Tattooing and body piercing are potential routes of transmission when performed with contaminated equipment.3 According to the CDC, individuals with exposure only to tattooing are not at an increased risk for HCV infection. However, any percutaneous exposure has the potential for transferring infectious blood and transmitting blood-borne pathogens.
Transmission through hemodialysis has decreased dramatically in recent years. Some studies have indicated a correlation between increasing years on dialysis and HCV infection, independent of blood transfusions. Acquisition of HCV in such cases may be due to neglect of infection-control precautions.
The estimated risk of transmission from mother to fetus is 5%-10%. This risk is increased if the mother is seropositive for HIV. Sexual transmission between monogamous partners is uncommon, with a less than five percent rate of infection. Of those infected, many have additional risk factors as well. The CDC reports that approximately 10 percent of HCV-infected patients have no identified source for their infection.
Q. Who should be tested for HCV?
A. The CDC does not recommend routine screening for the general public. Clinicians should assess high-risk practices associated with the transmission of HCV and other blood-borne pathogens. Children born to HCV-positive mothers should be tested at 12-18 months, since passively acquired immunity can persist after birth. Routine testing is not recommended for pregnant women unless the history suggests an increased risk of infection.
Q. What are the clinical features of HCV?
A. Acute infection is asymptomatic in 60-70 percent of HCV-infected patients. Nonspecific symptoms, such as anorexia, malaise, nausea, and abdominal pain, may occur in 10-20 percent of patients, and 20%-30% will have jaundice. Patients may remain asymptomatic for decades and learn of their disease when attempting to donate blood or during routine liver enzyme testing. Less than 40 percent will recover from the acute infection spontaneously and without sequelae, as evidenced by normal aminotransferase levels and the absence of HCV RNA in their serum. Factors associated with spontaneous clearance include younger age, female gender, and certain major histocompatibility complex genes.4 Prospective studies have shown that 60-85 percent of HCV-infected patients will develop chronic disease with detectable virus and fluctuating liver enzymes.4
Physical examination may be normal or may demonstrate mild hepatomegaly or tenderness. In advanced liver disease or cirrhosis, the symptomatology and physical findings are more prominent. Patients may complain of pruritus, abdominal swelling, and dark urine. Physical findings can include hepatomegaly, splenomegaly, jaundice, ascites, palmar erythema, and spider angiomas. Laboratory findings may be significant for leukopenia, thrombocytopenia, prolonged prothrombin time (PT), and elevated aminotransferases. Extrahepatic manifestations are also possible. These are immunologic in origin and include cryoglobulinemia, membranoproliferative glomerulonephritis, and porphyria cutanea tarda.

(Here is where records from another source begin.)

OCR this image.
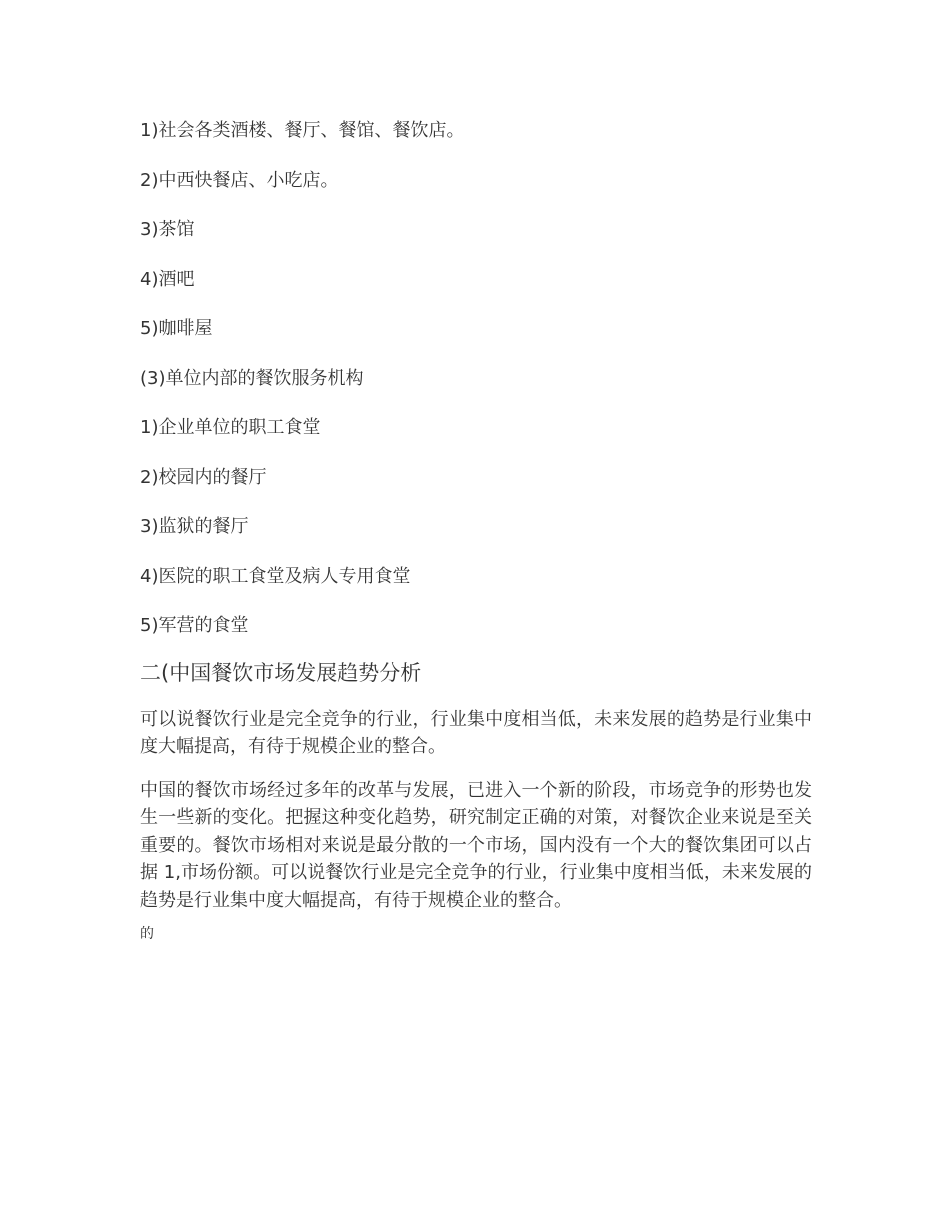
1)社会各类酒楼、餐厅、餐馆、餐饮店。
2)中西快餐店、小吃店。
3)茶馆
4)酒吧
5)咖啡屋
(3)单位内部的餐饮服务机构
1)企业单位的职工食堂
2)校园内的餐厅
3)监狱的餐厅
4)医院的职工食堂及病人专用食堂
5)军营的食堂
二(中国餐饮市场发展趋势分析

可以说餐饮行业是完全竞争的行业，行业集中度相当低，未来发展的趋势是行业集中度大幅提高，有待于规模企业的整合。

中国的餐饮市场经过多年的改革与发展，已进入一个新的阶段，市场竞争的形势也发生一些新的变化。把握这种变化趋势，研究制定正确的对策，对餐饮企业来说是至关重要的。餐饮市场相对来说是最分散的一个市场，国内没有一个大的餐饮集团可以占据 1,市场份额。可以说餐饮行业是完全竞争的行业，行业集中度相当低，未来发展的趋势是行业集中度大幅提高，有待于规模企业的整合。

的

Q. Is cirrhosis a common effect of chronic HCV?
A. Cirrhosis develops in 10%-20% of patients with chronic HCV. It usually develops over a period of 20-30 years. Older patients tend to have a more rapid progression to cirrhosis. Contributing cofactors include age, alcohol consumption, and coinfection with HIV and/or HBV.
Patients with HCV-associated cirrhosis are also at a higher risk for developing hepatocellular carcinoma. Routine screening with ultrasound and a-fetoprotein is recommended in patients with suspected cirrhosis.5 Hepatocellular carcinoma is rare in patients with chronic HCV who do not have cirrhosis.